Usually when aggregating for a table overall, we just omit the GROUP BY
clause altogether.
However, remember that in Implicit Aggregation,
an empty list can be given to specify that the whole table is 1 group.
SELECT
company,
department,
avg(salary) AS average_salary
FROM employees
GROUP BY GROUPING SETS (
(),
(company),
(company, department)
)
ORDER BY company NULLS FIRST, department NULLS FIRST;
company VARCHAR | department VARCHAR | average_salary NUMERIC |
---|---|---|
NULL | NULL | 162578.947368421053 |
Footbook | NULL | 154750.000000000000 |
Footbook | Integration | 157200.000000000000 |
Footbook | Research | 145000.000000000000 |
Footbook | Solutions | 163666.666666666667 |
Poogle | NULL | 186461.538461538462 |
Poogle | Functionality | 187333.333333333333 |
Poogle | Infrastructure | 167000.000000000000 |
Poogle | Marketing | 215000.000000000000 |
Wamazon | NULL | 145923.076923076923 |
Wamazon | Marketing | 145500.000000000000 |
Wamazon | Quality | 146750.000000000000 |
Wamazon | Solutions | 145666.666666666667 |
The row where both company
and department
are NULL
is the row that contains the average salary for that group, all employees for all companies.
By the way, NULL
normally get's sorted last.
Here, we switched it so that NULL
gets sorted first by adding NULLS FIRST
in the ORDER BY
clause.
ROLLUP, CUBE
There are specific GROUPING SETS
patterns which are common, like the one in the last query.

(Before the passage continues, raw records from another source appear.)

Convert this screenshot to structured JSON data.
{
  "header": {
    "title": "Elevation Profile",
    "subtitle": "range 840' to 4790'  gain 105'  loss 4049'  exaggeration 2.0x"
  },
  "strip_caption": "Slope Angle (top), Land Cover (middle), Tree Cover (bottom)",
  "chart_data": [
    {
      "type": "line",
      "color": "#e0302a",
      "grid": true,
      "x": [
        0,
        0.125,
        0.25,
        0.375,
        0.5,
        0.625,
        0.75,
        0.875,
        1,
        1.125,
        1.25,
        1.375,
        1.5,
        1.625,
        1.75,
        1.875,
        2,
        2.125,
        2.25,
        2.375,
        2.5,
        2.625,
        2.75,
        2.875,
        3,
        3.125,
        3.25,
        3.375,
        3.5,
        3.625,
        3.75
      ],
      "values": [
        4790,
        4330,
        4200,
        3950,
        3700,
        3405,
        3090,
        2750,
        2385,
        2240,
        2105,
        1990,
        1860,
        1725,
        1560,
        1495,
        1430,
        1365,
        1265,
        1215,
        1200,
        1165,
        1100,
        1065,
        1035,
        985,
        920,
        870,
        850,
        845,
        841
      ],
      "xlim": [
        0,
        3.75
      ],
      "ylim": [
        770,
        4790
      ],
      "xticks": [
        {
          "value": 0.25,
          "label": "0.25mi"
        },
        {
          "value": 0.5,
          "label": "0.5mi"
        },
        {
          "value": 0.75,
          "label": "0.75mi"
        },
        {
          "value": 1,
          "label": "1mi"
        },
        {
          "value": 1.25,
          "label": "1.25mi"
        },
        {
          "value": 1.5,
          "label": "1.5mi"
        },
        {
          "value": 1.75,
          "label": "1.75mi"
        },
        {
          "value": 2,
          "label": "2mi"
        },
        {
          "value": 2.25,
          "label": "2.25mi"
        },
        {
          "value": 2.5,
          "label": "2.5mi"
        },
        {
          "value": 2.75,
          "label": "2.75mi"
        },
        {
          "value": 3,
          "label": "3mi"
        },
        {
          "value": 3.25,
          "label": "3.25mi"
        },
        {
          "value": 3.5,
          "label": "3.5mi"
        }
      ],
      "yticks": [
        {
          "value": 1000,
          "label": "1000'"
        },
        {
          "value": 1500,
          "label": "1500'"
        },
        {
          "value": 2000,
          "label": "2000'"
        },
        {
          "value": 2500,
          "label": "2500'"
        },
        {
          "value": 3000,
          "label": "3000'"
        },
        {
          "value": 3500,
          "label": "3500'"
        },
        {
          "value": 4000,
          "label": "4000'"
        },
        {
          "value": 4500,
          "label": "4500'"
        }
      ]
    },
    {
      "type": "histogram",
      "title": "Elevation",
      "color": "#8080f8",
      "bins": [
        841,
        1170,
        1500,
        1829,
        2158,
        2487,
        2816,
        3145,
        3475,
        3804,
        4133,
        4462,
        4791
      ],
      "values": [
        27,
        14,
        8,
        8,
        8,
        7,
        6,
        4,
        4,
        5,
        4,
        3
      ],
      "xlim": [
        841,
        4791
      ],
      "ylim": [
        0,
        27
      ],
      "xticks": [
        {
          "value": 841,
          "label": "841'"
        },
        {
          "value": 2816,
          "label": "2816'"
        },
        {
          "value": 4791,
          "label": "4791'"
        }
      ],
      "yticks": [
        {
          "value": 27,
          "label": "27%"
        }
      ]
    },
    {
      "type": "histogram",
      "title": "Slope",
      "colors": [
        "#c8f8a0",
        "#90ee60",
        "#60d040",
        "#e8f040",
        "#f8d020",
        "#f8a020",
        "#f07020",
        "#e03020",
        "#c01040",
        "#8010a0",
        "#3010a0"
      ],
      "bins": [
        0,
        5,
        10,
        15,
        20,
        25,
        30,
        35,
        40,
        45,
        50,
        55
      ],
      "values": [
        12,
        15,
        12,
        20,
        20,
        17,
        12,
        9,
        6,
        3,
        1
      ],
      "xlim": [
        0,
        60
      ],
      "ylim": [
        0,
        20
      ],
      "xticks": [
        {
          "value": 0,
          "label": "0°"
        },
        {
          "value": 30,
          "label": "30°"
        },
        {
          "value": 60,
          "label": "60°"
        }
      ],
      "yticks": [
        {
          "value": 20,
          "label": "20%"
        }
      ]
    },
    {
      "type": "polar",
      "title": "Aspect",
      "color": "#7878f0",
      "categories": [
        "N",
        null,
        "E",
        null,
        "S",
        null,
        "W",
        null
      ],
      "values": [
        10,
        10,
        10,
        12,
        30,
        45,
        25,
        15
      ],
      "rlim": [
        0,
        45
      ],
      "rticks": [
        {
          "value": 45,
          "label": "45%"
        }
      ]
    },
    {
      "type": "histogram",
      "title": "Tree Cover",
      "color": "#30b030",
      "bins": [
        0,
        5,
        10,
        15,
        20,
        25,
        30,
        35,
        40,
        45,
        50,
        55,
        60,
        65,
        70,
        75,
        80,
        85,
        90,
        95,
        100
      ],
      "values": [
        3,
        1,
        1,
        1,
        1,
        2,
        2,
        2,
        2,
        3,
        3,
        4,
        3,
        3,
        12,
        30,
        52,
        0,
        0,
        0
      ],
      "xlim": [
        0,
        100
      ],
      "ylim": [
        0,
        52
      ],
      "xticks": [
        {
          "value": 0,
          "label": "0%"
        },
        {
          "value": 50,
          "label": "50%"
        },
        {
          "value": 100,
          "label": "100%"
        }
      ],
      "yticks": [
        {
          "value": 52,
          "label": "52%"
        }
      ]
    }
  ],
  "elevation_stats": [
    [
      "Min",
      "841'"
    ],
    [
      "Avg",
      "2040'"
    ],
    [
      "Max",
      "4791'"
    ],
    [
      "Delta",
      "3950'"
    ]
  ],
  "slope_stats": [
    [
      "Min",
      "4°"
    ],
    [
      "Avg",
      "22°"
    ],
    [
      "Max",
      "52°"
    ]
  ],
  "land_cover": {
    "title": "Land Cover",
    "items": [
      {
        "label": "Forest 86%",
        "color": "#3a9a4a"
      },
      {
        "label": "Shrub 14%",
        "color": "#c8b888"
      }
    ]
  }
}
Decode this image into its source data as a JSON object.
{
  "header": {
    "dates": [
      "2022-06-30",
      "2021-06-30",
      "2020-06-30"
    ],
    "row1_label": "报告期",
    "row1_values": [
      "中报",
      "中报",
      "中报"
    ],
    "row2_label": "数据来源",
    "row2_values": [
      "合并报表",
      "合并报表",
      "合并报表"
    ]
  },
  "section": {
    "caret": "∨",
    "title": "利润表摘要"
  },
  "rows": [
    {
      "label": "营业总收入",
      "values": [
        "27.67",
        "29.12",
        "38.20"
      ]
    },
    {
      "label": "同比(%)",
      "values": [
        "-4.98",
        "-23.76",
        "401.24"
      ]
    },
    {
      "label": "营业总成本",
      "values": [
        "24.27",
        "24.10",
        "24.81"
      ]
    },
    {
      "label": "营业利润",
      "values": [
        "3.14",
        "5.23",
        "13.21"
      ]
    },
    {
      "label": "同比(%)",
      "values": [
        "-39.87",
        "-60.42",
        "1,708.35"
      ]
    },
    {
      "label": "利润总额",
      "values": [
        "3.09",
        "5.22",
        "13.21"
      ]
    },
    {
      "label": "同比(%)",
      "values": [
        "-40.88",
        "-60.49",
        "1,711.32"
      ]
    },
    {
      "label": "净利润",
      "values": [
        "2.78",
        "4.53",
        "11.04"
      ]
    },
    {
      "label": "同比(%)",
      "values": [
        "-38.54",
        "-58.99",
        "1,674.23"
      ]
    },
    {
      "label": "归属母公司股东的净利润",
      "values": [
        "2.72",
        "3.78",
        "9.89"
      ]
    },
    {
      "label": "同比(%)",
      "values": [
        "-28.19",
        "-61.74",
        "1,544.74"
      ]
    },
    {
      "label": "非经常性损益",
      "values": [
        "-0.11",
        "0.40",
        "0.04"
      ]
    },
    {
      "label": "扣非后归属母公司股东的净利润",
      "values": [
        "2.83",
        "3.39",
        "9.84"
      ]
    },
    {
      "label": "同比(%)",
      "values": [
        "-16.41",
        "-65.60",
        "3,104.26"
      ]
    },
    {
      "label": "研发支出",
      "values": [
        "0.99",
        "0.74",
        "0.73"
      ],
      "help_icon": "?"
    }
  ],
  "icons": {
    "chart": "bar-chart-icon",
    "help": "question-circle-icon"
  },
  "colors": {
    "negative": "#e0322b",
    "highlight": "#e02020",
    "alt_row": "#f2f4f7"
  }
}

This query would be equivalent:
SELECT
company,
department,
avg(salary) AS average_salary
FROM employees
GROUP BY ROLLUP(company, department)
ORDER BY company NULLS FIRST, department NULLS FIRST;
company VARCHAR | department VARCHAR | average_salary NUMERIC |
---|---|---|
NULL | NULL | 162578.947368421053 |
Footbook | NULL | 154750.000000000000 |
Footbook | Integration | 157200.000000000000 |
Footbook | Research | 145000.000000000000 |
Footbook | Solutions | 163666.666666666667 |
Poogle | NULL | 186461.538461538462 |
Poogle | Functionality | 187333.333333333333 |
Poogle | Infrastructure | 167000.000000000000 |
Poogle | Marketing | 215000.000000000000 |
Wamazon | NULL | 145923.076923076923 |
Wamazon | Marketing | 145500.000000000000 |
Wamazon | Quality | 146750.000000000000 |
Wamazon | Solutions | 145666.666666666667 |
The GROUP BY ROLLUP(company, department)
is equivalent to the following:
GROUP BY GROUPING SETS (
(),
(company),
(company, department)
)
There is another shortcut CUBE
.
The clause GROUP BY CUBE(company, department)
is equivalent to:
GROUP BY GROUPING SETS (
(),
(company),
(department),
(company, department)
)
CUBE
takes all the possible subsets of the set of columns, also known as a Power Set.